At a minimum, according to some officials who served in past administrations, someone, presumably the chief of staff, would give the president a quiet heads-up about something as charged as political malfeasance at the IRS. Not because the president could or should do anything to interfere with the investigation, but as a warning to be prepared. And to be able to answer the question of what the president knew and when.
Why would it be inappropriate for the president to know what his chief of staff, his counsel and others on his senior staff knew and were talking about with others in the government? Would telling him require him to do something inappropriate? Would he be open to criticism if he knew and stood idly by? Perhaps, but if his top advisers knew weren’t inclined to act inappropriately, why would the president?

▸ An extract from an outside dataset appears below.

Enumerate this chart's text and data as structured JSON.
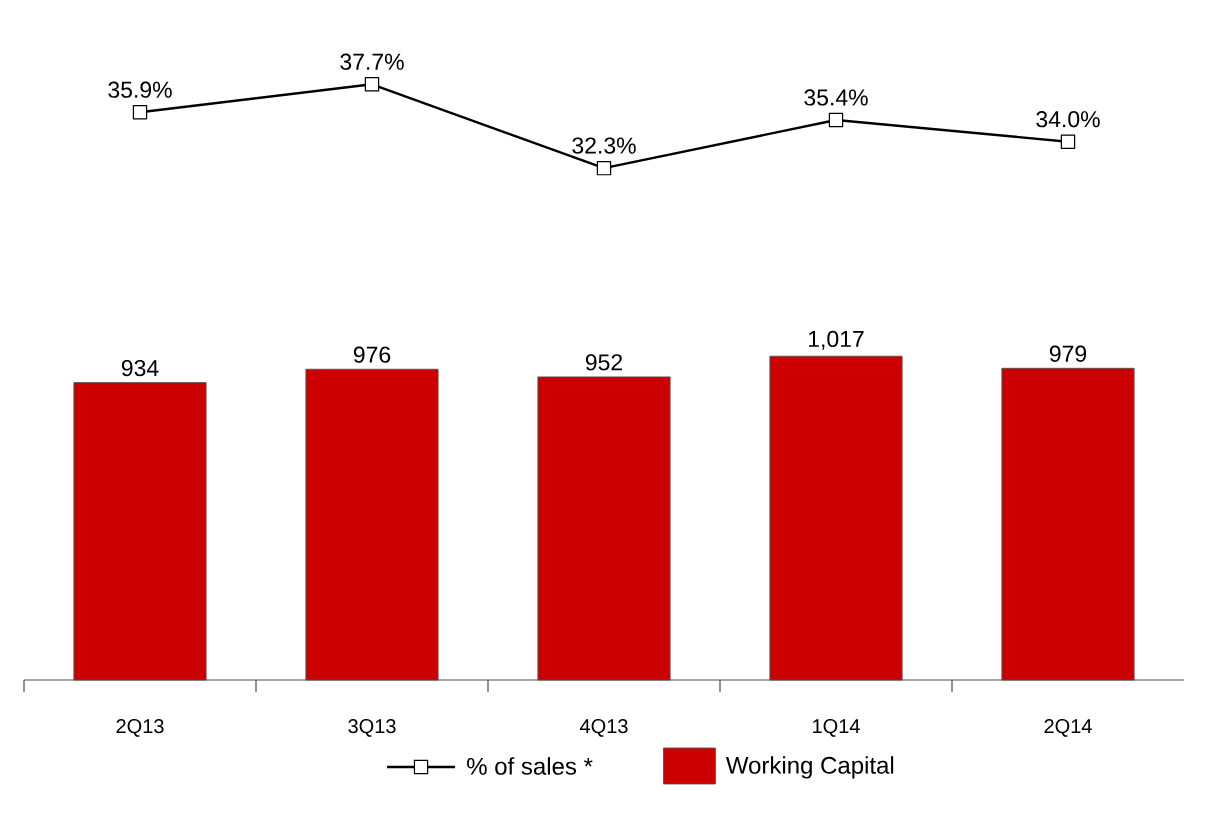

There are still many unknowns about internal White House transactions over the past three weeks. No one has said just how explicit Ruemmler was with McDonough or others about the nature of what she was told. Did she play down the implications of the report to the point that others did not regard it as a potential problem? Maybe it didn’t seem worrisome enough to tell the president. And, had he been told, would he have responded more quickly when the news broke, rather than waiting three days to express his disapproval?